- Location of Leavitt in California
- Coordinates: 40°23′46″N 120°31′34″W﻿ / ﻿40.39611°N 120.52611°W
- Country: United States
- State: California
- County: Lassen
- Elevation: 4,104 ft (1,251 m)
- Time zone: UTC-8 (PST)
- • Summer (DST): UTC-7 (PDT)
- GNIS feature ID: 226986

= Leavitt, California =

Unincorporated community in California, United States

Leavitt is an unincorporated community in Lassen County, California, United States, located alongside the Southern Pacific Railroad, Fernley and Lassen Railway branch, 7 mi east of Susanville, and 7 miles west of Litchfield, at an elevation of 4104 ft. It is the site of the High Desert State Prison.

==History==

Benjamin Hanson Leavitt (1834-1918), a pioneer rancher and lumberman who came from the state of Maine, settled in Lassen County in 1864 and proposed to build this town on his ranch in 1912. It consisted of one store, a few dwellings and a corral. Benjamin Leavitt was a descendant of Samuel Leavitt of Exeter, New Hampshire.
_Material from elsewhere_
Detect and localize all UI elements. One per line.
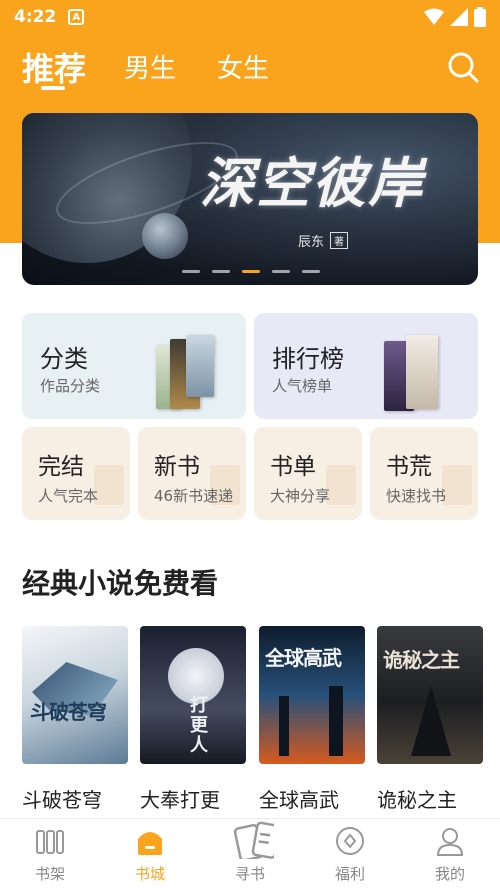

Benjamin Leavitt engineered the Honey Lake Valley irrigation system, including Leavitt Lake. Leavitt also named nearby Clinton, California, for his hometown of Clinton in Kennebec County, Maine. (The town was renamed Leavitt Lake in 1973 when house construction began there.) Benjamin Leavitt was married to Celara Cleveland (Edwards) Leavitt, born in Massachusetts.

A post office at Leavitt was established in October 1914, and named after May F. Leavitt, the first postmaster. It was discontinued in December 1920.